La campagne massive de dépistage lancée par le ministère de l'Éducation a débuté dans la zone A dès le 22 février et s'est étendue lundi à la zone C au retour des vacances. Des tests pour permettre de garder les écoles ouvertes qui ont été autorisés par la Haute autorité de Santé le 11 février. Mais depuis, c’est un peu comme les vaccins : la campagne de dépistage peine à se mettre réellement en place.
Jean-Michel Blanquer a d’abord promis 300.000 tests par semaine d’ici mi-mars avant de repousser à fin mars. Mais dans les faits, en 48 heures, moins de 10.000 tests ont été réalisés à l’échelle nationale. Et pour cause : les infirmières et médecins de l'Éducation nationale censés assurer ces tests sont déjà pris par la mise en place des tests antigéniques dans les collèges et lycées. "On a eu vent par les médias d’un développement de cette campagne de tests salivaires et à l’heure qu’il est nous n’avons pas la moindre information. Nous n’arrivons pas à comprendre la stratégie du gouvernement", regrette Karim Bacha, directeur d’une école élémentaire en Seine-Saint-Denis.
De nombreux enseignants redoutent aujourd’hui de devoir réaliser eux-mêmes les tests. Car si ces tests salivaires ont beaucoup d’avantages pour les enfants comme le fait de ne pas être douloureux comme les PCR par voie nasale, ils sont en revanche plus contraignants d’un point de vue biologique. L'échantillon salivaire doit notamment être prélevé "plus de 30 minutes après la dernière prise de boisson ou d'aliment". Le crachat doit être d'un volume suffisant et surtout il doit être apporté au laboratoire dans les "cinq heures" pour être ensuite analysé dans les 24 heures.
Même si Jean-Michel Blanquer assure que les enseignants n’auront pas à pratiquer d’acte médical, les syndicats enseignants font un autre constat. "Comme d’habitude, le ministère n’a rien anticipé. Ils ont donné l’ordre de faire des tests salivaires. En tant qu’enseignant, c’est pas dans nos missions de faire passer ces tests salivaires", affirme Guislaine David, co-secrétaire générale du syndicat du premier degré le Snu-ipp Fsu.
Cette question des tests salivaires qui n’arrivent pas assez vite relance plus largement le débat sur le risque de contamination du virus à l’école. Tout d’abord car le protocole sanitaire à l’école est un protocole dit "dérogatoire" qui ne protège pas toujours les enseignants de la même manière que le reste de la population. Et ce protocole inquiète notamment face aux variants britanniques et sud-africain. "Actuellement, il faut trois cas de variants britanniques pour qu’une classe soit fermée. Dans tous les cas, les enseignants ne sont pas considérés comme cas contacts", explique Guislaine David.

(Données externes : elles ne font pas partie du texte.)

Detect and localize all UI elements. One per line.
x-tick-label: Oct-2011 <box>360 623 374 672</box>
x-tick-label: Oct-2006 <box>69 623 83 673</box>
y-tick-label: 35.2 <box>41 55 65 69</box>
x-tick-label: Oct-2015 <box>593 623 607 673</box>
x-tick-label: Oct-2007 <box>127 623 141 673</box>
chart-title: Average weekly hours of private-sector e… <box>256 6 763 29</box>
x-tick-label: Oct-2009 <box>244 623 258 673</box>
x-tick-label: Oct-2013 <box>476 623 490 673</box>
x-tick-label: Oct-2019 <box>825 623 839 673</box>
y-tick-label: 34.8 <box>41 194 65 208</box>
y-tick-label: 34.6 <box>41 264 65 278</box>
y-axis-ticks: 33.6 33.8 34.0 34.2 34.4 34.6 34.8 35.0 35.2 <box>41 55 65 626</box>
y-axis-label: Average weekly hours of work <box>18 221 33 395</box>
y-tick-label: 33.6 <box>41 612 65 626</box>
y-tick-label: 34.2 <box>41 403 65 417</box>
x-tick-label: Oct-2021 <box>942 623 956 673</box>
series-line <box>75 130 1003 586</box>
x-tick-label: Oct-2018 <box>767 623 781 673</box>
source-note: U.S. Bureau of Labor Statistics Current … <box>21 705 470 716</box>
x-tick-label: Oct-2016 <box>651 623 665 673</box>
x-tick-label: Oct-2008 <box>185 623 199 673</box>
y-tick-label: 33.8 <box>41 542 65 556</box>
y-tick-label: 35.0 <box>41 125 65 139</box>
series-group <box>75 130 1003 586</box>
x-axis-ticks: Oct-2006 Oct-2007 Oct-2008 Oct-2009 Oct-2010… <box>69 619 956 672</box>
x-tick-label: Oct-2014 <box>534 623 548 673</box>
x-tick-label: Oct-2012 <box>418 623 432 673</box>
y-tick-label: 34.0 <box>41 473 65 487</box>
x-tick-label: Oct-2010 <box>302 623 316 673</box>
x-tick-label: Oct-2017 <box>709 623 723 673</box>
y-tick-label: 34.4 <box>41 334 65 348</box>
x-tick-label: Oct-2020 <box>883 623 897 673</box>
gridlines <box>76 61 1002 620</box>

Au-delà du protocole, ce qui a relancé le débat c’est cet éditorial publié dans le British Medical Journal par l’épidémiologiste à l’Institut Pasteur Arnaud Fontanet, qui est aussi membre du Conseil scientifique. Le texte a été cité par le ministre de l’Éducation lui même puisqu’il assure que les écoles ne jouent pas un rôle d’amplificateur de l’épidémie.
Pour autant, les salles de classe restent bien des lieux de transmission du virus comme les autres. "Pour un épidémiologiste, la crainte c’est qu’on ait un schéma comme la grippe où les enfants transmettent plus. Si on a une incidence forte dans la société, on a un incidence forte à l’école", assure Mélanie Heard, enseignante-chercheuse en science politique spécialisée en politiques publiques de santé.
Dans une tribune co-signée avec l’ancien directeur de Santé publique France, François Bourdillon, la chercheuse va alors jusqu’à parler d’un "déni" français concernant le risque de contamination à l’école. Pour eux si le choix du gouvernement est de garder les écoles ouvertes, il devrait s’accompagner d’une politique de prévention beaucoup plus vaste. En matière de tests salivaires, mais pas seulement. "Cela implique un chantier de surveillance, avec des dépistages systématiques. Après il y a la question de prévention, le soutien à l’isolement des cas contacts avérés", précise Mélanie Heard.
La France fait partie des rares pays en Europe à ne vouloir fermer les écoles qu’en dernier recours. Depuis mars 2020, la France a fermé ses classes complètement ou partiellement pendant 10 semaines contre 30 en Italie, 26 au Royaume-Uni ou 24 en Allemagne. Ailleurs, certains pays ont réussi quant à eux à tenir leurs promesses de vaccination, comme au Chili où les enseignants font partie des publics prioritaires actuellement en train d’être vaccinés.